C’è una sorpresa che farà piacere alle famiglie e riguarda gli aumenti degli importi relativi l’assegno del nucleo familiare. Non si tratta però di grosse cifre ma semplicemente dell’adeguamento all’andamento medio dell’inflazione.
Dal 1° luglio 2026, è quindi confermato, l’assegno per il nucleo familiare (ANF) subirà un adeguamento dell’1,4%, in linea con l’inflazione calcolata dall’Istat. Questo aumento, superiore rispetto allo 0,8% dello scorso anno, punta a garantire un sostegno più adeguato alle famiglie italiane, in un contesto economico ancora segnato dall’incertezza.

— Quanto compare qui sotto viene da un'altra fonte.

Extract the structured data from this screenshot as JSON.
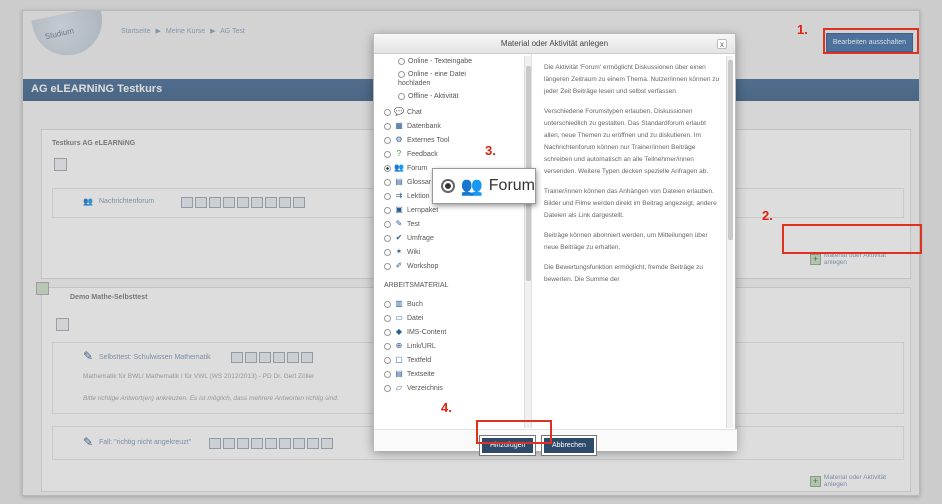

L’Inps aggiornerà le tabelle ANF per riflettere le nuove soglie di reddito e gli importi, che resteranno validi fino al 30 giugno 2027. La misura interessa lavoratori dipendenti, pensionati del settore privato e altre categorie specifiche, come nuclei familiari composti da coniugi senza figli o da fratelli e sorelle conviventi.

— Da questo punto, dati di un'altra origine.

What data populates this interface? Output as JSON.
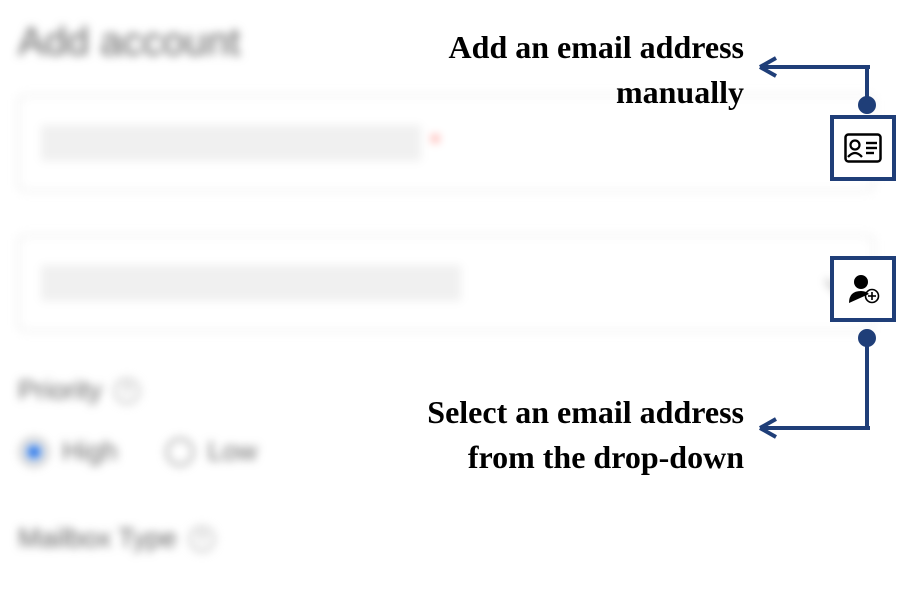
{
  "form": {
    "title": "Add account",
    "email_input_value": "",
    "email_required_mark": "*",
    "dropdown_selected": "",
    "priority_label": "Priority",
    "priority_help": "?",
    "priority_options": {
      "high": "High",
      "low": "Low"
    },
    "priority_selected": "high",
    "mailbox_type_label": "Mailbox Type",
    "mailbox_type_help": "?"
  },
  "annotations": {
    "manual_line1": "Add an email address",
    "manual_line2": "manually",
    "dropdown_line1": "Select an email address",
    "dropdown_line2": "from the drop-down"
  },
  "colors": {
    "annotation_border": "#1f3e78",
    "accent": "#1f6fe5"
  }
}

Va sottolineato che, per le famiglie con figli, l’Assegno unico universale rappresenta lo strumento principale di sostegno. L’ANF continua invece a coprire situazioni particolari, come quelle legate a condizioni di inabilità.
L’adeguamento delle soglie di reddito mira a evitare che l’aumento dei salari nominali escluda alcune famiglie dal beneficio. Tuttavia, resta da monitorare se l’incremento del 1,4% sarà sufficiente a fronteggiare il reale aumento del costo della vita.